US Interior Secretary To Outline Solar Energy Zones In US West
30 June 2009 - 3:03AM
Dow Jones News
The Interior Department officials later Monday will announce
measures they say should ultimately expedite solar energy projects
on federal lands.
Although nearly 200 solar plant projects have applied for
leases, none have been processed. Secretary Ken Salazar, however,
has made expanding renewable energy leasing both on federal
property a top priority and the announcement should help to clear
the bottlenecked permitting program.
One of the initiatives proposes solar energy zones on federal
lands in the Western U.S., said Serena Ingre, a spokeswoman with
the Natural Resources Defense Council, or NRDC. The environmental
advocacy group has been working to balance regional environmental
concerns of land conservation with a federal goal of expanding
renewable energy to reduce greenhouse gas emissions thought to
contribute to climate change.
Many solar projects have been blocked at the local level,
putting at risk the Obama Administration's plan to double renewable
energy production by 2012. For example, in March, U.S. Sen.
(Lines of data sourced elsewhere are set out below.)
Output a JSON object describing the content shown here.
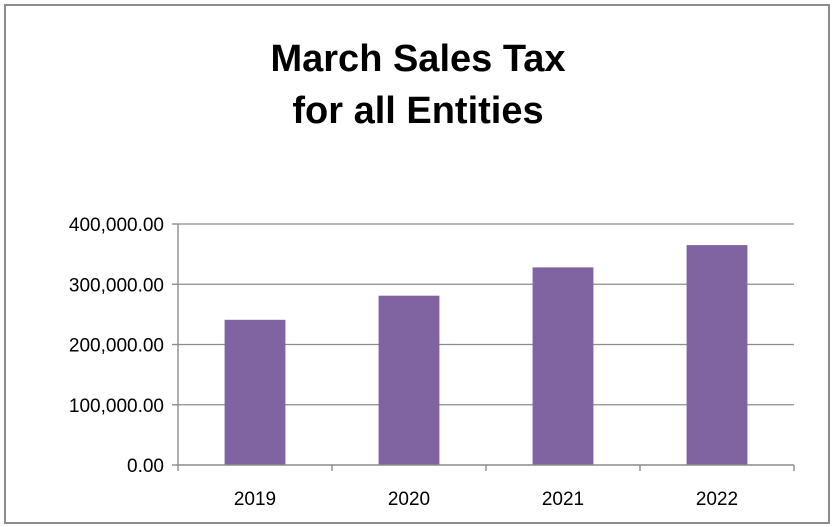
{
  "chart_data": {
    "type": "bar",
    "title_lines": [
      "March Sales Tax",
      "for all Entities"
    ],
    "categories": [
      "2019",
      "2020",
      "2021",
      "2022"
    ],
    "values": [
      241000,
      281000,
      328000,
      365000
    ],
    "ylim": [
      0,
      400000
    ],
    "y_ticks": [
      0,
      100000,
      200000,
      300000,
      400000
    ],
    "y_tick_labels": [
      "0.00",
      "100,000.00",
      "200,000.00",
      "300,000.00",
      "400,000.00"
    ],
    "xlabel": "",
    "ylabel": "",
    "grid": true,
    "legend": "none",
    "bar_color": "#8064a2",
    "grid_color": "#8c8c8c"
  }
}
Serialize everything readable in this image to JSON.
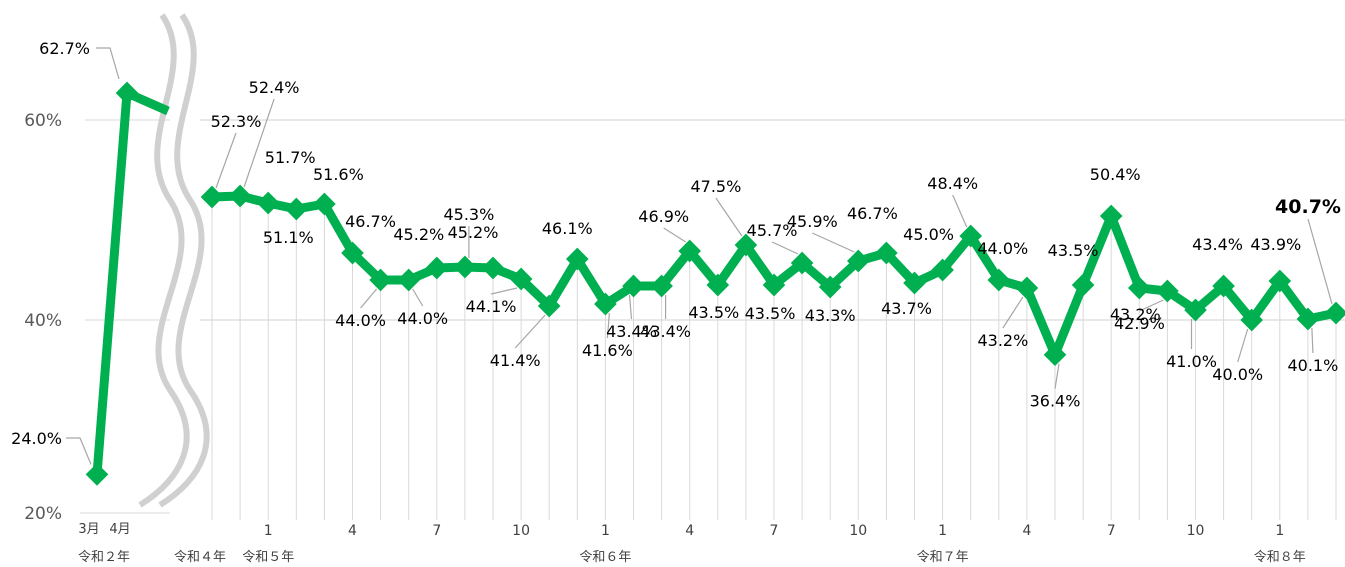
{
  "chart_data": {
    "type": "line",
    "title": "",
    "xlabel": "",
    "ylabel": "",
    "ylim": [
      20,
      70
    ],
    "y_ticks": [
      "20%",
      "40%",
      "60%"
    ],
    "axis_break": true,
    "grid": "horizontal + vertical",
    "colors": {
      "line": "#00b050",
      "grid": "#d9d9d9",
      "highlight": "#ff0000",
      "axis_break": "#d0d0d0"
    },
    "segment_early": {
      "x_labels": [
        "3月",
        "4月"
      ],
      "era_label": "令和２年",
      "values": [
        24.0,
        62.7
      ],
      "labels": [
        "24.0%",
        "62.7%"
      ]
    },
    "series": [
      {
        "values": [
          52.3,
          52.4,
          51.7,
          51.1,
          51.6,
          46.7,
          44.0,
          44.0,
          45.2,
          45.3,
          45.2,
          44.1,
          41.4,
          46.1,
          41.6,
          43.4,
          43.4,
          46.9,
          43.5,
          47.5,
          43.5,
          45.7,
          43.3,
          45.9,
          46.7,
          43.7,
          45.0,
          48.4,
          44.0,
          43.2,
          36.4,
          43.5,
          50.4,
          43.2,
          42.9,
          41.0,
          43.4,
          40.0,
          43.9,
          40.1,
          40.7
        ],
        "labels": [
          "52.3%",
          "52.4%",
          "51.7%",
          "51.1%",
          "51.6%",
          "46.7%",
          "44.0%",
          "44.0%",
          "45.2%",
          "45.3%",
          "45.2%",
          "44.1%",
          "41.4%",
          "46.1%",
          "41.6%",
          "43.4%",
          "43.4%",
          "46.9%",
          "43.5%",
          "47.5%",
          "43.5%",
          "45.7%",
          "43.3%",
          "45.9%",
          "46.7%",
          "43.7%",
          "45.0%",
          "48.4%",
          "44.0%",
          "43.2%",
          "36.4%",
          "43.5%",
          "50.4%",
          "43.2%",
          "42.9%",
          "41.0%",
          "43.4%",
          "40.0%",
          "43.9%",
          "40.1%",
          "40.7%"
        ],
        "highlight_last": true
      }
    ],
    "x_month_labels": [
      {
        "index": 2,
        "label": "1"
      },
      {
        "index": 5,
        "label": "4"
      },
      {
        "index": 8,
        "label": "7"
      },
      {
        "index": 11,
        "label": "10"
      },
      {
        "index": 14,
        "label": "1"
      },
      {
        "index": 17,
        "label": "4"
      },
      {
        "index": 20,
        "label": "7"
      },
      {
        "index": 23,
        "label": "10"
      },
      {
        "index": 26,
        "label": "1"
      },
      {
        "index": 29,
        "label": "4"
      },
      {
        "index": 32,
        "label": "7"
      },
      {
        "index": 35,
        "label": "10"
      },
      {
        "index": 38,
        "label": "1"
      }
    ],
    "era_labels": [
      {
        "index": 0,
        "label": "令和４年"
      },
      {
        "index": 2,
        "label": "令和５年"
      },
      {
        "index": 14,
        "label": "令和６年"
      },
      {
        "index": 26,
        "label": "令和７年"
      },
      {
        "index": 38,
        "label": "令和８年"
      }
    ]
  }
}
Dianne
Feinstein, D-Calif., wrote to Interior Secretary Ken Salazar
pledging to fight against building a solar project on 600,000 acres
of federal land between the Mojave desert preserve and the Joshua
Tree National Park. The area lies in a California-designated
renewable zone where companies have applied to establish hundreds
of solar projects.
Interior officials say that because the the solar projects are
large-scale commercial activities, often requiring exclusive use of
the federal lands and official land use changes, the environmental
assessments and public comment processes are lengthy exercises.
Establishing solar energy zones would expedite the permitting
and environmental assessment processes, describing low-conflict
areas of natural resources that aren't located in proximity to
wilderness areas or threatened species, said Ingre.
Companies such as First Solar (FSLR), Stirling Energy Systems,
Brightsource Energy, Solel, Solar Millennium (S2M.XE), FPL Group
(FPL) and PG&E (PCG) are awaiting project permit approvals.
The Interior Department isn't expected to make a final
determination on renewable energy zones until later this year.